Next.js rendering & caching
Static by default, dynamic when you touch a dynamic API
An App Router route is prerendered at build time unless something forces it to render per request. You do not pick static or dynamic; Next infers it from the APIs you call. Reading a dynamic API (cookies(), headers(), draftMode(), or the searchParams page prop, all async in Next 15) switches the entire route to dynamic. The params prop is also async in Next 15, but reading it does not force dynamic rendering; it resolves statically at build through generateStaticParams. So does a single fetch(url, { cache: 'no-store' }) or the config export const dynamic = 'force-dynamic'.
The rule people miss: one dynamic API taints the whole route, not the component that called it. A lone await cookies() in a nested server component makes the whole page render per request.
The four caches and where each one lives
Next stacks four independent caches along the path from click to database:
| Cache | Stores | Where | Lifetime |
|---|---|---|---|
| Request Memoization | fetch return values | server | one render pass |
| Data Cache | fetch/data results | server | persistent, survives redeploys |
| Full Route Cache | HTML + RSC payload | server | persistent, cleared on redeploy |
| Router Cache | RSC payload per segment | browser | session, cleared on refresh |
Request Memoization is a React feature: identical GET fetches in a single render are deduped, so you can fetch the same data in a layout and a page without prop drilling. The other three persist between requests.
fetch is no longer cached by default in Next 15
Wrong "A plain fetch in a server component is cached, so it only hits my API once." That was the Next 14 default (force-cache). Next 15 defaults to auto no cache, and the result is not persisted in the Data Cache.
Right opt in explicitly. { cache: 'force-cache' } stores it in the Data Cache; { next: { revalidate: 3600 } } caches it with a one-hour stale-while-revalidate window; { next: { tags: ['products'] } } makes it revalidatable on demand.
Revalidation: time-based and on-demand
Time-based revalidation (revalidate: n, the ISR pattern) serves cached data inside the window; the first request after serves stale and refreshes in the background. On-demand revalidation runs revalidateTag(tag) or revalidatePath(path) from a Server Action after a mutation, purging the Data Cache and Full Route Cache. Call them in an Action or Route Handler, never during render.
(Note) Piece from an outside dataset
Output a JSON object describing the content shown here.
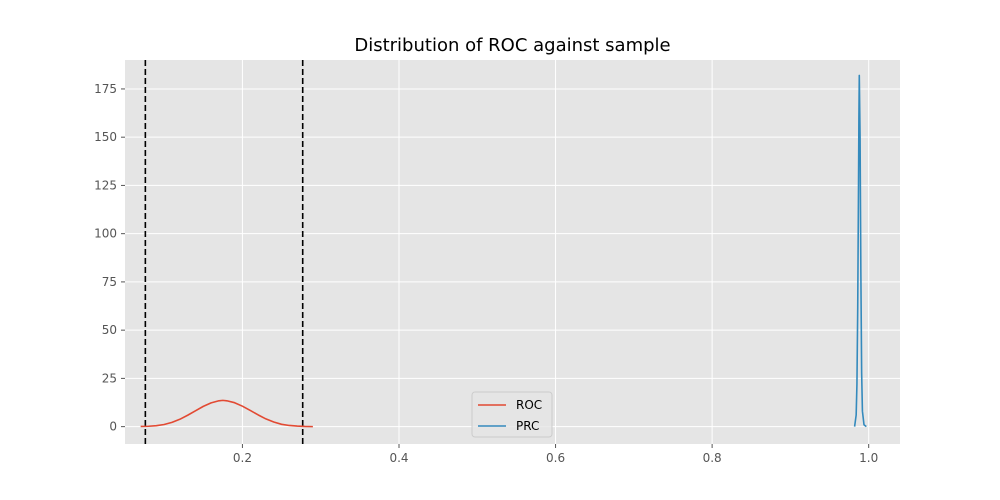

The Next 14 to 15 caching-default flip
Most caching confusion traces to defaults that changed in Next 15:
| Behavior | Next 14 | Next 15 |
|---|---|---|
fetch | cached (force-cache) | not cached (auto no cache) |
| GET Route Handler | cached by default | not cached; opt in with force-static |
| Router Cache pages | 30s dynamic / 5min static | page staleTime: 0; loading.js still 5min |
cookies/headers/params/searchParams | sync | async, must be awaited |
A GET Route Handler sits outside the React tree, so it gets no Request Memoization and, since Next 15, no Data Cache by default. Add export const dynamic = 'force-static' to cache one; metadata handlers (sitemap.ts, opengraph-image.tsx) stay static.
Uncached is not no-store
A default (auto no cache) fetch and an explicit no-store fetch diverge on a static route. The default runs once at next build, bakes into the Full Route Cache, and is not persisted in the Data Cache. no-store is stronger: it opts the route out of the Full Route Cache, so the route turns dynamic and the fetch runs every request. "Uncached" does not imply "runs at request time" unless the route is already dynamic. export const dynamic = 'force-dynamic' also flips every fetch default to no-store.
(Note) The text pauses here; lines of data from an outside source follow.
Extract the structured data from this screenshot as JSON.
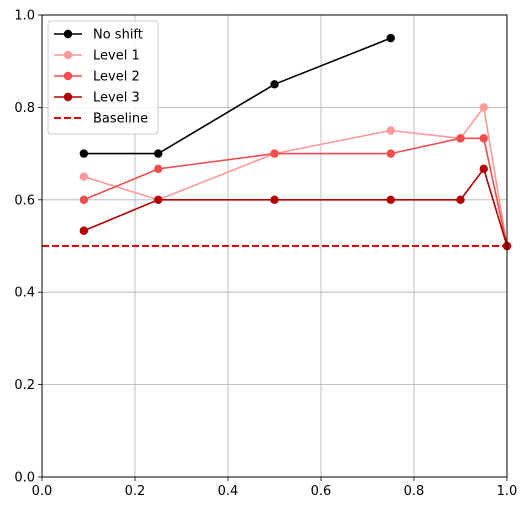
{
  "chart_data": {
    "type": "line",
    "title": "",
    "xlabel": "",
    "ylabel": "",
    "xlim": [
      0,
      1
    ],
    "ylim": [
      0,
      1
    ],
    "xticks": [
      "0.0",
      "0.2",
      "0.4",
      "0.6",
      "0.8",
      "1.0"
    ],
    "yticks": [
      "0.0",
      "0.2",
      "0.4",
      "0.6",
      "0.8",
      "1.0"
    ],
    "grid": true,
    "legend_position": "top-left",
    "series": [
      {
        "name": "No shift",
        "color": "#000000",
        "marker": "circle",
        "x": [
          0.09,
          0.25,
          0.5,
          0.75
        ],
        "y": [
          0.7,
          0.7,
          0.85,
          0.95
        ]
      },
      {
        "name": "Level 1",
        "color": "#ff9999",
        "marker": "circle",
        "x": [
          0.09,
          0.25,
          0.5,
          0.75,
          0.9,
          0.95,
          1.0
        ],
        "y": [
          0.65,
          0.6,
          0.7,
          0.75,
          0.733,
          0.8,
          0.5
        ]
      },
      {
        "name": "Level 2",
        "color": "#f24d4d",
        "marker": "circle",
        "x": [
          0.09,
          0.25,
          0.5,
          0.75,
          0.9,
          0.95,
          1.0
        ],
        "y": [
          0.6,
          0.667,
          0.7,
          0.7,
          0.733,
          0.733,
          0.5
        ]
      },
      {
        "name": "Level 3",
        "color": "#b30000",
        "marker": "circle",
        "x": [
          0.09,
          0.25,
          0.5,
          0.75,
          0.9,
          0.95,
          1.0
        ],
        "y": [
          0.533,
          0.6,
          0.6,
          0.6,
          0.6,
          0.667,
          0.5
        ]
      }
    ],
    "baseline": {
      "name": "Baseline",
      "y": 0.5,
      "color": "#e00000",
      "style": "dashed"
    }
  }
}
Which invalidation reaches which cache
revalidatePath/revalidateTagpurge the Data Cache and Full Route Cache; called in a Server Action they also invalidate the client Router Cache.- The same calls in a Route Handler bust the server caches but leave the Router Cache stale, because a handler is not tied to a route; the browser serves the old page until a hard refresh or auto-invalidation.
router.refresh()clears only the Router Cache, then re-renders the route on the server, which still reads unchanged values from the Data Cache.
Both functions throw if called during render in Next 15; they belong in Actions and handlers. The lowest revalidate across a route's layouts and pages sets the window for the whole route.
Suspense does not make a component dynamic
Streaming is on by default: loading.tsx wraps the segment below it in a <Suspense> boundary whose fallback streams first, then the resolved content swaps in. Wrapping a component in <Suspense> does not opt it into dynamic rendering; a component doing only synchronous work still prerenders inside the boundary. Streaming governs when chunks arrive, not whether the route is static. You also cannot fully opt out of the Router Cache: <Link prefetch={false}> disables prefetch, yet a visited route is still cached for the session. The forward-looking model (Next 16 Cache Components with use cache) replaces these implicit defaults with explicit opt-in caching.